View Scholarships and Recipients
Prestigious Scholarships and Fellowships (PSF) works to enable students to produce applications for nationally competitive scholarships and fellowships best reflecting their experience, goals, and future direction. More specifically, we identify potential applicants, advise and mentor students preparing applications, and develop future applicants. This work is guided by the professional fellowship advising values identified by the National Association of Fellowship Advisors, of integrity, collaboration, respect, and fairness, and by the mission of Elizabethtown College.
Meet the Director
Jean-Paul Benowitz
Director of Prestigious Scholarships and Public Heritage Studies
benowitzj@etown.edu |
717-361-1110
Jean-Paul Benowitz is Director of Public Heritage Studies and Director of Prestigious Scholarships and Fellowships in the School of Arts and Humanities where he has served on the faculty since 1993.

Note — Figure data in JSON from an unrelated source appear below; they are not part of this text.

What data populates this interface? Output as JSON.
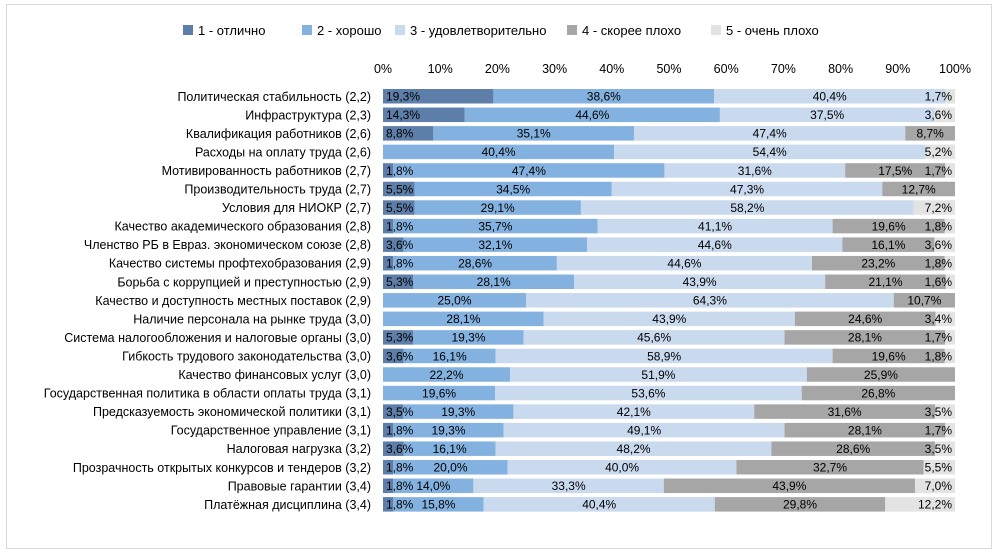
{
  "chart_data": {
    "type": "bar",
    "orientation": "horizontal",
    "stacked": "percent",
    "xlim": [
      0,
      100
    ],
    "x_ticks": [
      "0%",
      "10%",
      "20%",
      "30%",
      "40%",
      "50%",
      "60%",
      "70%",
      "80%",
      "90%",
      "100%"
    ],
    "legend_position": "top",
    "categories": [
      "Политическая стабильность (2,2)",
      "Инфраструктура (2,3)",
      "Квалификация работников (2,6)",
      "Расходы на оплату труда (2,6)",
      "Мотивированность работников (2,7)",
      "Производительность труда (2,7)",
      "Условия для НИОКР (2,7)",
      "Качество академического образования (2,8)",
      "Членство РБ в Евраз. экономическом союзе (2,8)",
      "Качество системы профтехобразования (2,9)",
      "Борьба с коррупцией и преступностью (2,9)",
      "Качество и доступность местных поставок (2,9)",
      "Наличие персонала на рынке труда (3,0)",
      "Система налогообложения и налоговые органы (3,0)",
      "Гибкость трудового законодательства (3,0)",
      "Качество финансовых услуг (3,0)",
      "Государственная политика в области оплаты труда (3,1)",
      "Предсказуемость экономической политики (3,1)",
      "Государственное управление (3,1)",
      "Налоговая нагрузка (3,2)",
      "Прозрачность открытых конкурсов и тендеров (3,2)",
      "Правовые гарантии (3,4)",
      "Платёжная дисциплина (3,4)"
    ],
    "series": [
      {
        "name": "1 - отлично",
        "color": "#5d7ea8",
        "values": [
          19.3,
          14.3,
          8.8,
          0,
          1.8,
          5.5,
          5.5,
          1.8,
          3.6,
          1.8,
          5.3,
          0,
          0,
          5.3,
          3.6,
          0,
          0,
          3.5,
          1.8,
          3.6,
          1.8,
          1.8,
          1.8
        ],
        "labels": [
          "19,3%",
          "14,3%",
          "8,8%",
          "",
          "1,8%",
          "5,5%",
          "5,5%",
          "1,8%",
          "3,6%",
          "1,8%",
          "5,3%",
          "",
          "",
          "5,3%",
          "3,6%",
          "",
          "",
          "3,5%",
          "1,8%",
          "3,6%",
          "1,8%",
          "1,8%",
          "1,8%"
        ]
      },
      {
        "name": "2 - хорошо",
        "color": "#84b2e0",
        "values": [
          38.6,
          44.6,
          35.1,
          40.4,
          47.4,
          34.5,
          29.1,
          35.7,
          32.1,
          28.6,
          28.1,
          25.0,
          28.1,
          19.3,
          16.1,
          22.2,
          19.6,
          19.3,
          19.3,
          16.1,
          20.0,
          14.0,
          15.8
        ],
        "labels": [
          "38,6%",
          "44,6%",
          "35,1%",
          "40,4%",
          "47,4%",
          "34,5%",
          "29,1%",
          "35,7%",
          "32,1%",
          "28,6%",
          "28,1%",
          "25,0%",
          "28,1%",
          "19,3%",
          "16,1%",
          "22,2%",
          "19,6%",
          "19,3%",
          "19,3%",
          "16,1%",
          "20,0%",
          "14,0%",
          "15,8%"
        ]
      },
      {
        "name": "3 - удовлетворительно",
        "color": "#c9d9ee",
        "values": [
          40.4,
          37.5,
          47.4,
          54.4,
          31.6,
          47.3,
          58.2,
          41.1,
          44.6,
          44.6,
          43.9,
          64.3,
          43.9,
          45.6,
          58.9,
          51.9,
          53.6,
          42.1,
          49.1,
          48.2,
          40.0,
          33.3,
          40.4
        ],
        "labels": [
          "40,4%",
          "37,5%",
          "47,4%",
          "54,4%",
          "31,6%",
          "47,3%",
          "58,2%",
          "41,1%",
          "44,6%",
          "44,6%",
          "43,9%",
          "64,3%",
          "43,9%",
          "45,6%",
          "58,9%",
          "51,9%",
          "53,6%",
          "42,1%",
          "49,1%",
          "48,2%",
          "40,0%",
          "33,3%",
          "40,4%"
        ]
      },
      {
        "name": "4 - скорее плохо",
        "color": "#a6a6a6",
        "values": [
          0,
          0,
          8.7,
          0,
          17.5,
          12.7,
          0,
          19.6,
          16.1,
          23.2,
          21.1,
          10.7,
          24.6,
          28.1,
          19.6,
          25.9,
          26.8,
          31.6,
          28.1,
          28.6,
          32.7,
          43.9,
          29.8
        ],
        "labels": [
          "",
          "",
          "8,7%",
          "",
          "17,5%",
          "12,7%",
          "",
          "19,6%",
          "16,1%",
          "23,2%",
          "21,1%",
          "10,7%",
          "24,6%",
          "28,1%",
          "19,6%",
          "25,9%",
          "26,8%",
          "31,6%",
          "28,1%",
          "28,6%",
          "32,7%",
          "43,9%",
          "29,8%"
        ]
      },
      {
        "name": "5 - очень плохо",
        "color": "#e3e3e3",
        "values": [
          1.7,
          3.6,
          0,
          5.2,
          1.7,
          0,
          7.2,
          1.8,
          3.6,
          1.8,
          1.6,
          0,
          3.4,
          1.7,
          1.8,
          0,
          0,
          3.5,
          1.7,
          3.5,
          5.5,
          7.0,
          12.2
        ],
        "labels": [
          "1,7%",
          "3,6%",
          "",
          "5,2%",
          "1,7%",
          "",
          "7,2%",
          "1,8%",
          "3,6%",
          "1,8%",
          "1,6%",
          "",
          "3,4%",
          "1,7%",
          "1,8%",
          "",
          "",
          "3,5%",
          "1,7%",
          "3,5%",
          "5,5%",
          "7,0%",
          "12,2%"
        ]
      }
    ]
  }
}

His scholarship spans three interconnected fields: the history of the Anabaptist-Pietist tradition and the Historic Peace Churches of the mid-Atlantic region; the political history of the twentieth-century United States, with particular emphasis on presidential studies and presidential biography; and the theory and practice of place-based and community-engaged learning in higher education. He served as Scholar in Residence at the Young Center for Anabaptist and Pietist Studies at Elizabethtown College.
He is the author and co-author of several books, including Elizabethtown College (Arcadia Publishing, 2014) and Elizabethtown (Arcadia Publishing, 2015), as well as his most recent book, Sarah Tyson Rorer: The Pure Food Movement and Mount Gretna's Rorer Hall of Cookery (Mount Gretna Area Historical Society / Lebanon County Historical Society, 2026). His peer-reviewed articles have appeared in Pennsylvania History, Pennsylvania Mennonite Heritage, Pennsylvania Folklife, the Mennonite Historical Bulletin, and Honors in Practice, among others. He is the editor of the NCHC Celebratory Monograph Festschrift: The 50th Anniversary of Place as Text (2026) and has authored chapters in monographs published by the National Collegiate Honors Council on Place as Text® and City as Text® pedagogies. In 2025, he produced, directed, and wrote the documentary film The Prospect for Freedom: W. Miller Barbour's Human Rights Journey, an official selection at the Hollywood International Indie Film Festival (December 2026), with public screenings hosted by the Governor's Advisory Commission on African American Affairs in the Office of Governor Josh Shapiro, the Greater Harrisburg Area NAACP, and the Popel Shaw Center for Race and Ethnicity at Dickinson College.
He serves on national committees of the National Collegiate Honors Council and the National Association of Fellowship Advisors, and has presented scholarship at conferences of both organizations. His work in the Office of Prestigious Scholarships and Fellowships has supported students competing for the Rhodes, Goldwater, Fulbright, and Gilman programs.
He is the recipient of the Smedley Award from the Historic Preservation Trust of Lancaster County, given to an educator who has shown extraordinary support for historic preservation, and received the Peace Prize from the Rockland Fellowship of Reconciliation. He has also been recognized with awards for his mentoring of Emergent Scholars and Stamps Scholars. He teaches courses in Elizabethtown College's Honors Program on American political history, regional and local history, historic preservation, genealogy and public history, and leadership theory and personal narrative.
Summer Enrichment Grants
Summer Enrichment Grants help fund summer research, selective internships, or academic travel tied to a student’s area of study. Each year, at least six $1,000 grants support high-achieving Elizabethtown College students as they pursue meaningful research, study, or travel experiences that advance their academic goals. (Additional funding may be available in special circumstances.)
These grants are intended primarily for rising sophomores and juniors who are building strong academic profiles and may later compete for nationally prestigious scholarships and fellowships — opportunities that often support specialized study abroad, independent research, or graduate study.